Sometimes, overcoming anger within yourself is a barrier that only you can cross. No one else can tell you how better to do it or how to solve it. But if it means anything important to you, you should find a solution to it.
4. Enough
For boulder, I knew that the field was not as strong this time around, and the standards are only what we make of it. Because I had seen Hee Yeon in Hachioji and we had gotten about the same rankings, I had the confidence and courage to dare myself to win this field. But alas, by the time it was isolation time during finals, not just I, but almost every athlete with me behind the walls was feeling fatigue from the long day at speed, and 3rd round of warming up. “Shag” is an understatement.
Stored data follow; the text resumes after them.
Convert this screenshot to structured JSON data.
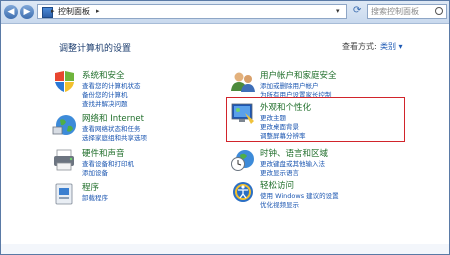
{
  "address": {
    "path": "控制面板",
    "search_placeholder": "搜索控制面板"
  },
  "header": {
    "title": "调整计算机的设置",
    "view_by_label": "查看方式:",
    "view_by_value": "类别"
  },
  "categories": [
    {
      "title": "系统和安全",
      "links": [
        "查看您的计算机状态",
        "备份您的计算机",
        "查找并解决问题"
      ]
    },
    {
      "title": "网络和 Internet",
      "links": [
        "查看网络状态和任务",
        "选择家庭组和共享选项"
      ]
    },
    {
      "title": "硬件和声音",
      "links": [
        "查看设备和打印机",
        "添加设备"
      ]
    },
    {
      "title": "程序",
      "links": [
        "卸载程序"
      ]
    },
    {
      "title": "用户帐户和家庭安全",
      "links": [
        "添加或删除用户帐户",
        "为所有用户设置家长控制"
      ]
    },
    {
      "title": "外观和个性化",
      "links": [
        "更改主题",
        "更改桌面背景",
        "调整屏幕分辨率"
      ]
    },
    {
      "title": "时钟、语言和区域",
      "links": [
        "更改键盘或其他输入法",
        "更改显示语言"
      ]
    },
    {
      "title": "轻松访问",
      "links": [
        "使用 Windows 建议的设置",
        "优化视频显示"
      ]
    }
  ]
}
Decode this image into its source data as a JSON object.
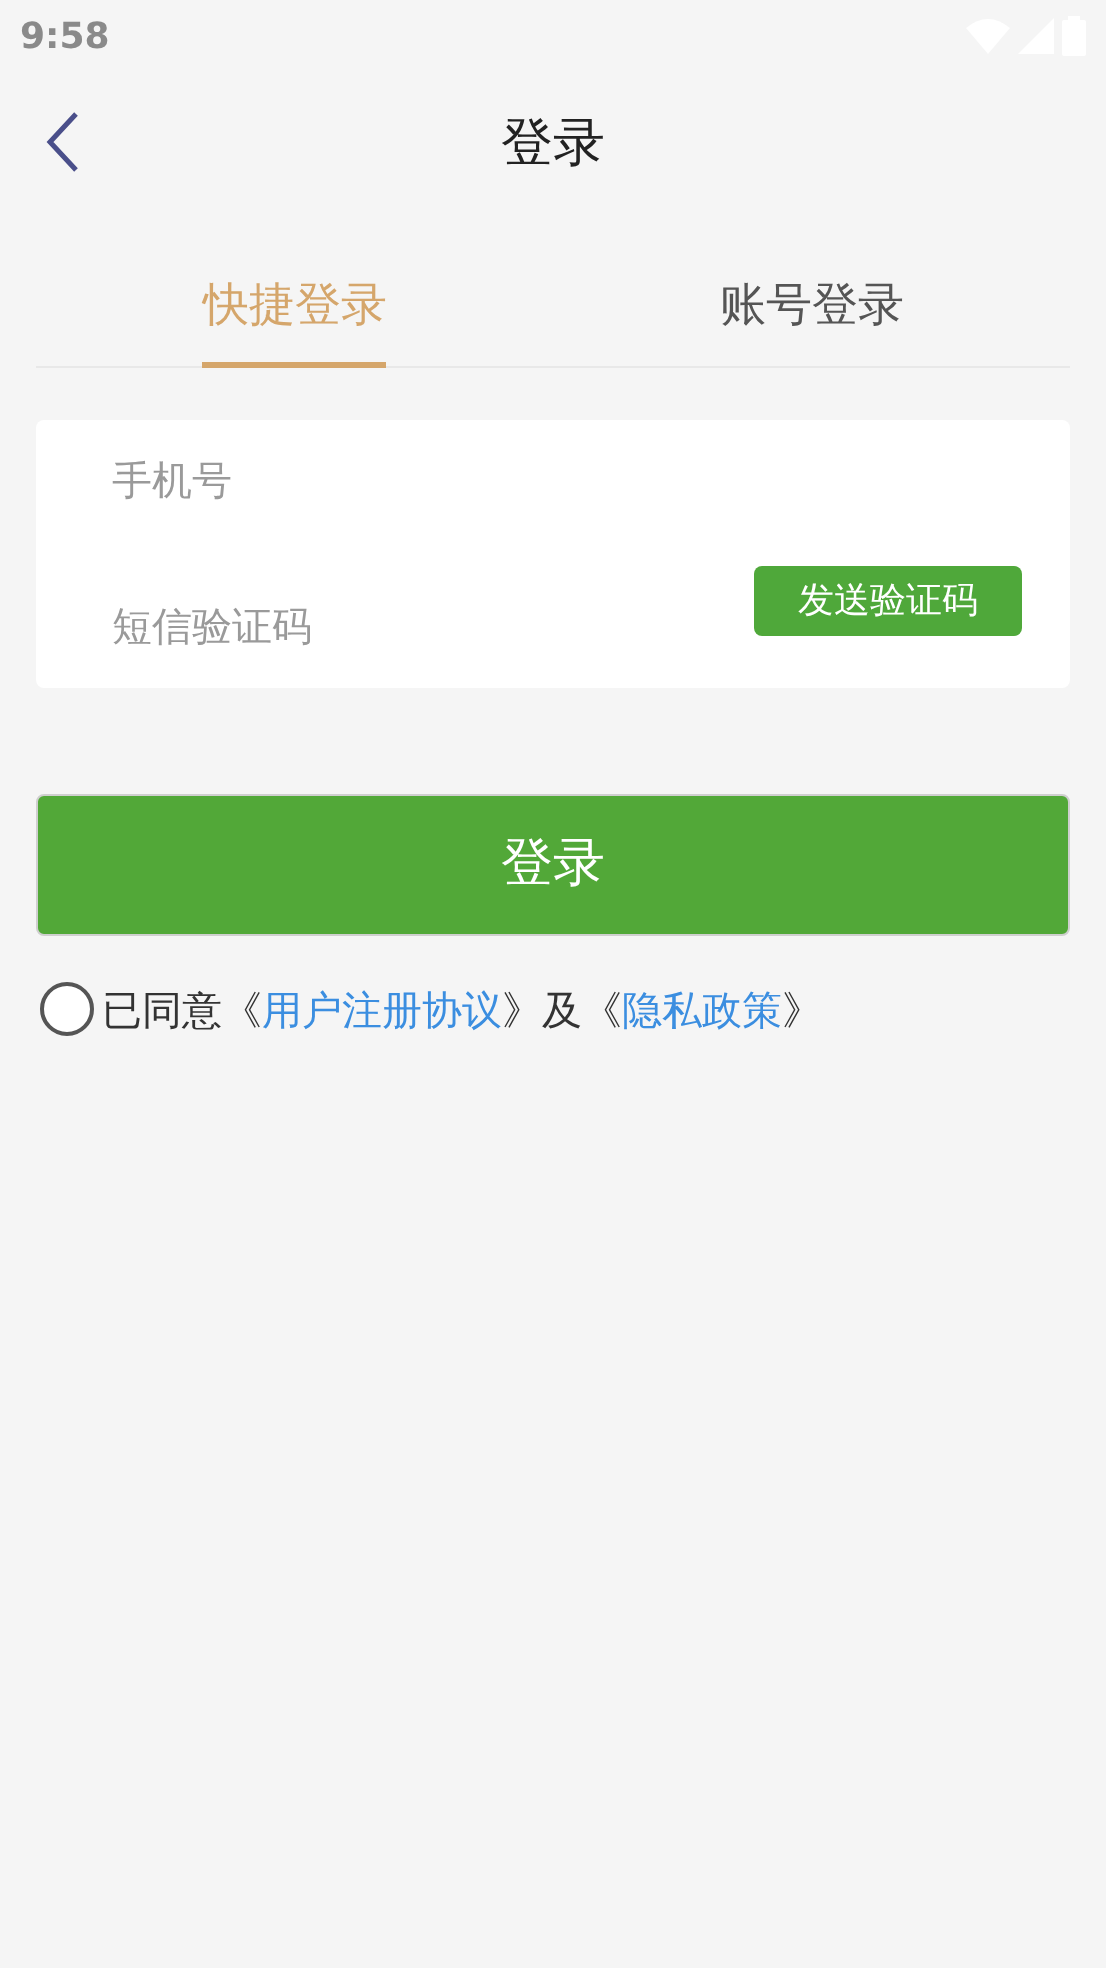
{
  "status_bar": {
    "time": "9:58"
  },
  "header": {
    "title": "登录"
  },
  "tabs": [
    {
      "label": "快捷登录",
      "selected": true
    },
    {
      "label": "账号登录",
      "selected": false
    }
  ],
  "fields": [
    {
      "placeholder": "手机号"
    },
    {
      "placeholder": "短信验证码",
      "button": "发送验证码"
    }
  ],
  "login_button": "登录",
  "agreement": {
    "checked": false,
    "parts": [
      {
        "kind": "text",
        "text": "已同意《"
      },
      {
        "kind": "link",
        "text": "用户注册协议"
      },
      {
        "kind": "text",
        "text": "》及《"
      },
      {
        "kind": "link",
        "text": "隐私政策"
      },
      {
        "kind": "text",
        "text": "》"
      }
    ]
  }
}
I could only wonder at how to carry myself to compete for the Combined events if I were ever to compete in it. Try and will as hard as I can, I could not get my body to do more than the best that it is already giving.
Walking away with a silver for boulder and 4th for speed was more than I had bargained for. I came into this competition wanting to compete and pit myself against the Asian squads, but took away one of my best few achievements thus far. Strength and standard of the field aside, I had battled more with myself, both physically and mentally, struggled and learned to accept things along the way. And this would have been the same if it were with a different set of competitors.
Of course it is not enough to be 2nd, or 4th. And I will always want to get better and better. I am keen to see what other opportunities come my way. So we shall see.